Abstract. Large language models (LLMs) are increasingly integrated in software development, but ensuring correctness in LLM-generated code remains challenging and often requires costly manual review. Verifiable code generation—jointly generating code, specifications, and proofs of code-specification alignment—offers a promising path to address this limitation and further unleash LLMs' benefits in coding. Yet, there exists a significant gap in evaluation: current benchmarks often lack support for end-to-end verifiable code generation. In this paper, we introduce VERINA (Verifiable Code Generation Arena), a high-quality benchmark enabling a comprehensive and modular evaluation of code, specification, and proof generation as well as their compositions. VERINA consists of 189 manually curated coding tasks in Lean, with detailed problem descriptions, reference implementations, formal specifications, and extensive test suites. Our extensive evaluation of state-of-the-art LLMs reveals significant challenges in verifiable code generation, especially in proof generation, underscoring the need for improving LLM-based theorem provers in verification domains. The best model, OpenAI o4-mini, generates only 61.4% correct code, 51.0% sound and complete specifications, and 3.6% successful proofs, with one trial per task. We hope VERINA will catalyze progress in verifiable code generation by providing a rigorous and comprehensive benchmark.
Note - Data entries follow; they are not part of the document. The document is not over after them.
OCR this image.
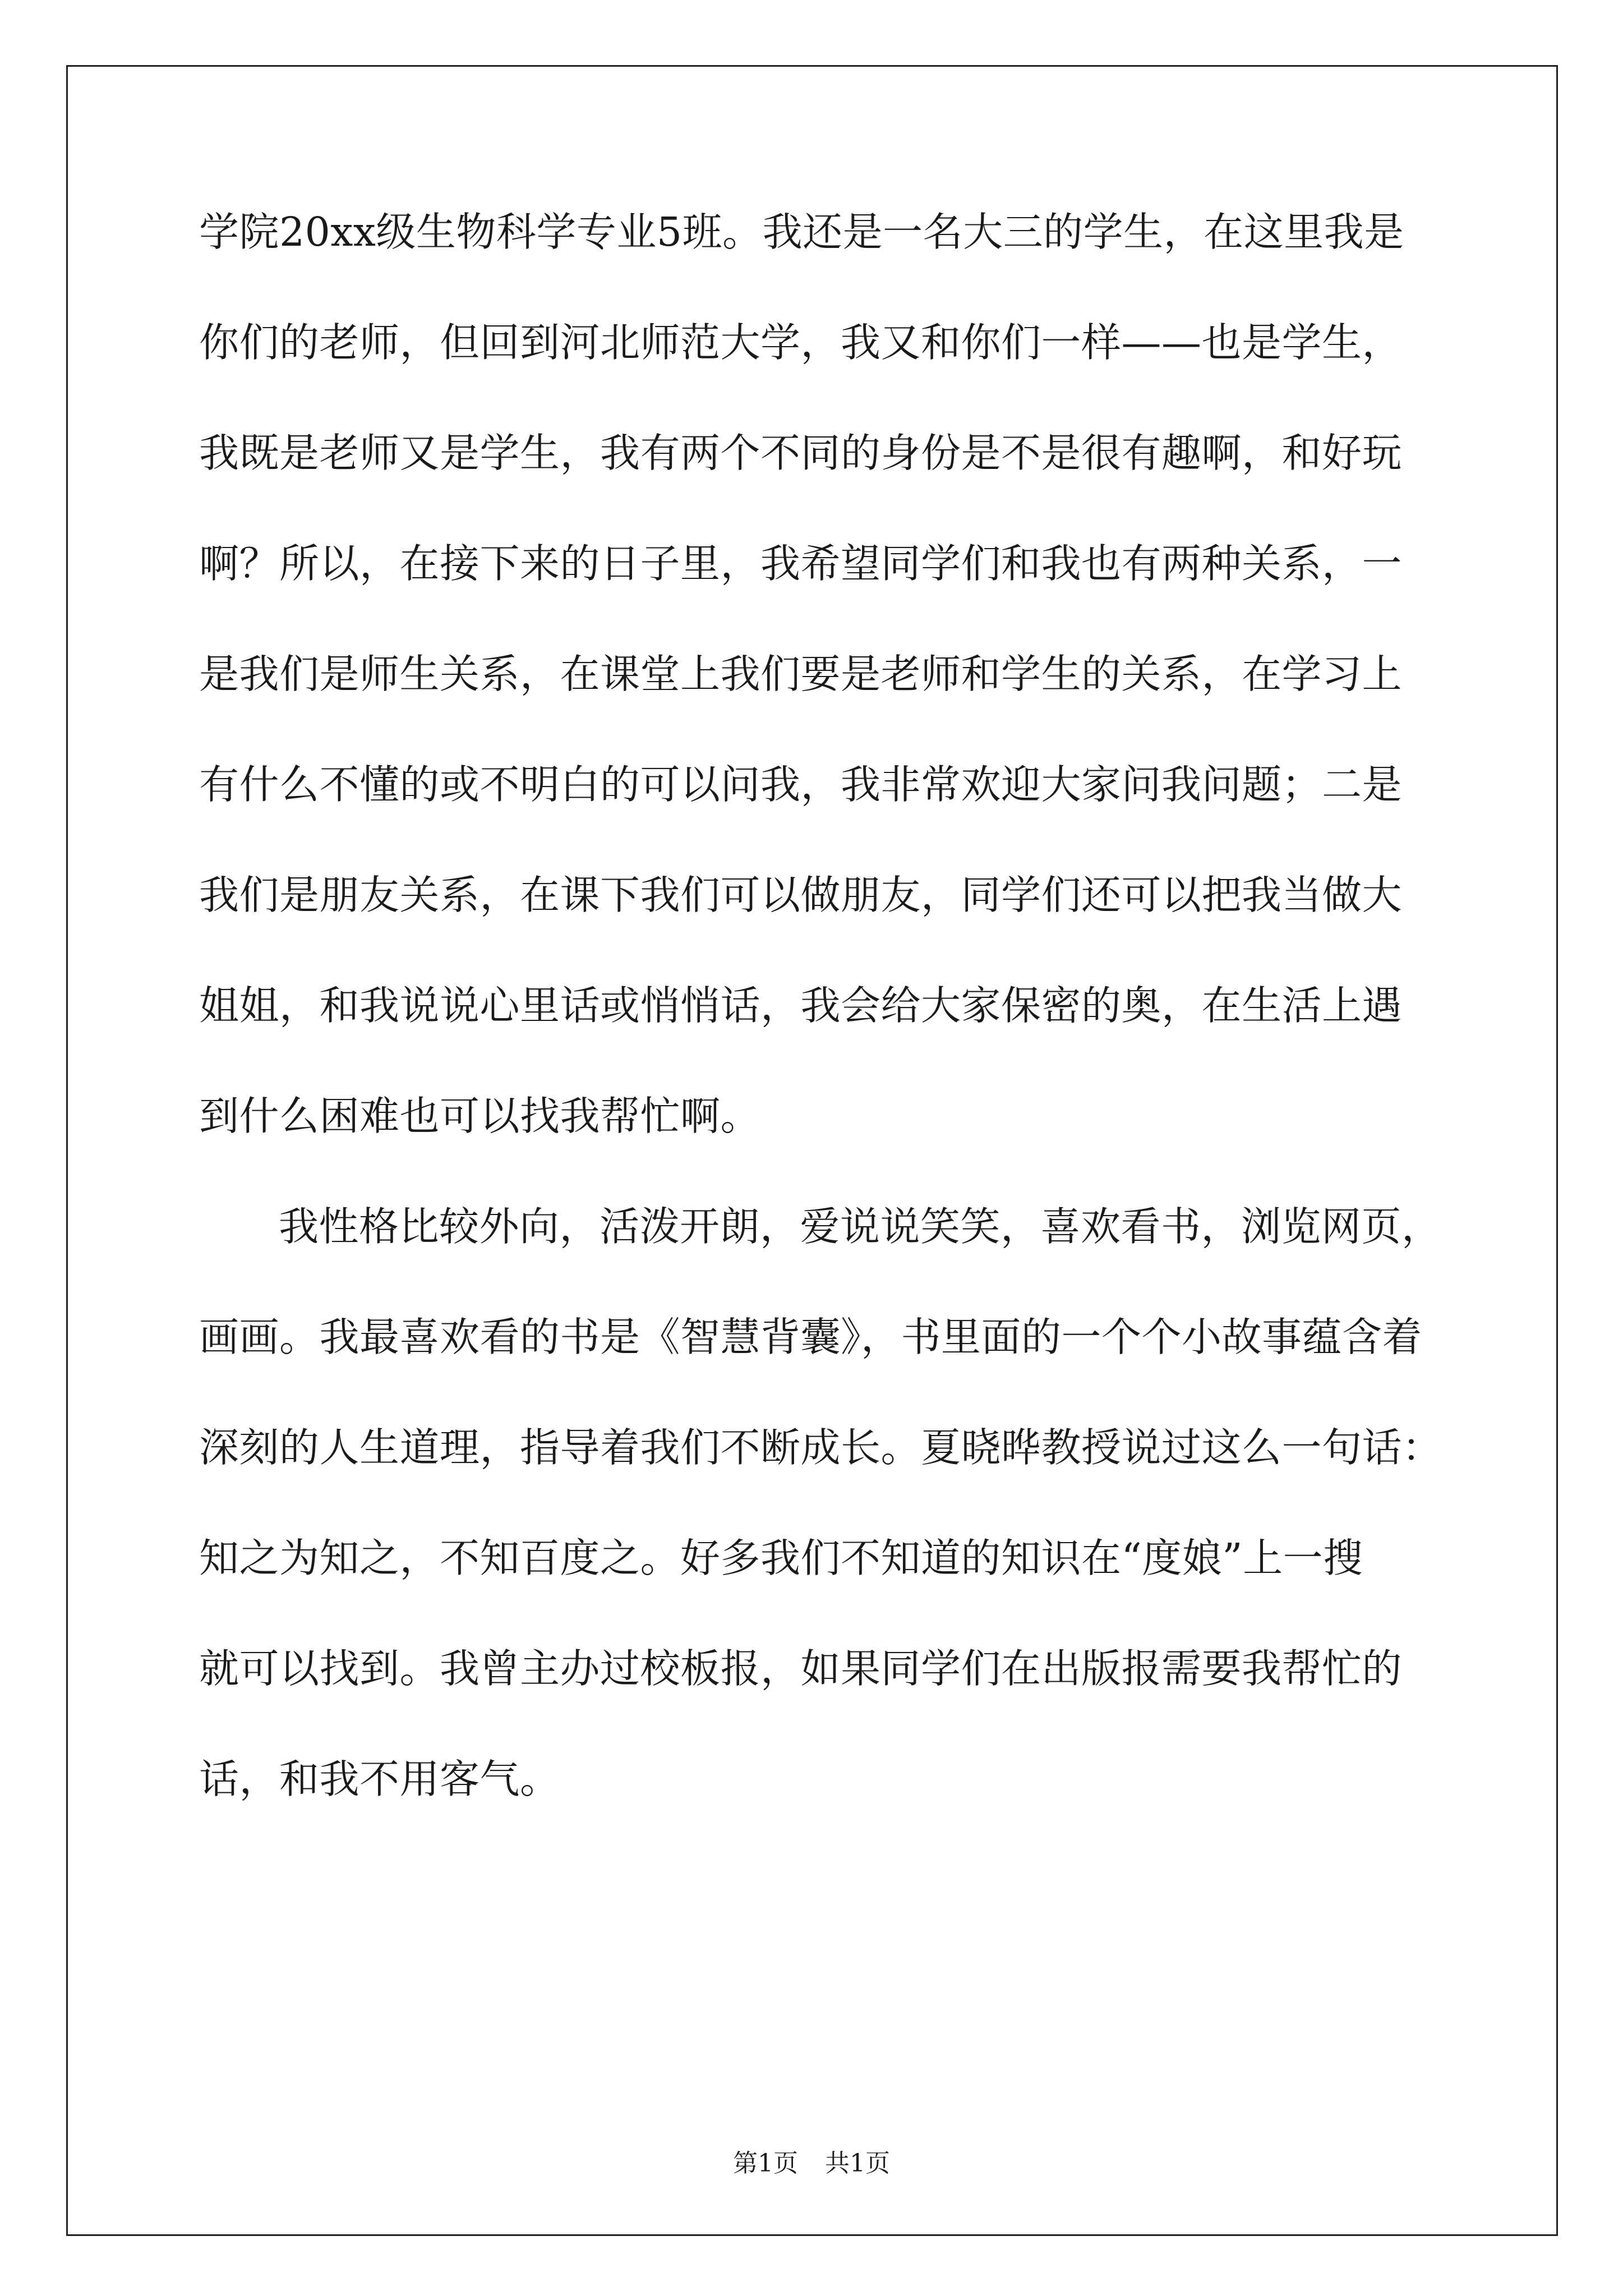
学院20xx级生物科学专业5班。我还是一名大三的学生，在这里我是
你们的老师，但回到河北师范大学，我又和你们一样——也是学生，
我既是老师又是学生，我有两个不同的身份是不是很有趣啊，和好玩
啊？所以，在接下来的日子里，我希望同学们和我也有两种关系，一
是我们是师生关系，在课堂上我们要是老师和学生的关系，在学习上
有什么不懂的或不明白的可以问我，我非常欢迎大家问我问题；二是
我们是朋友关系，在课下我们可以做朋友，同学们还可以把我当做大
姐姐，和我说说心里话或悄悄话，我会给大家保密的奥，在生活上遇
到什么困难也可以找我帮忙啊。
我性格比较外向，活泼开朗，爱说说笑笑，喜欢看书，浏览网页，
画画。我最喜欢看的书是《智慧背囊》，书里面的一个个小故事蕴含着
深刻的人生道理，指导着我们不断成长。夏晓晔教授说过这么一句话：
知之为知之，不知百度之。好多我们不知道的知识在“度娘”上一搜
就可以找到。我曾主办过校板报，如果同学们在出版报需要我帮忙的
话，和我不用客气。
第1页 共1页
Abstract. Recent progress in LLMs has transformed text and code generation, yet models still falter on PDEs (partial differential equation) where correctness, constraints, and physical consequences are critical. This talk explores how formal LLM reasoning can advance symbolic PDE modeling. First, our PDE-Controller formalizes informal PDEs, synthesizes solver-ready code, and plans subgoals to tackle nonconvex control via interactions with external solvers. Second, our Lean Finder accelerates PDE formalization with a semantics-aware search engine for Lean/Mathlib that retrieves relevant theorems, outperforming GPT models and earning strong reception in the AI-for-math community. Together these efforts, our aim is to design a semantics-first LLM (large language model) that autoformalizes informal PDE problems into machine-checked specifications, synthesizes solver-ready code, and plans subgoals, closing the loop between formal analysis and LLM reasoning and surpassing human heuristics across diverse PDEs.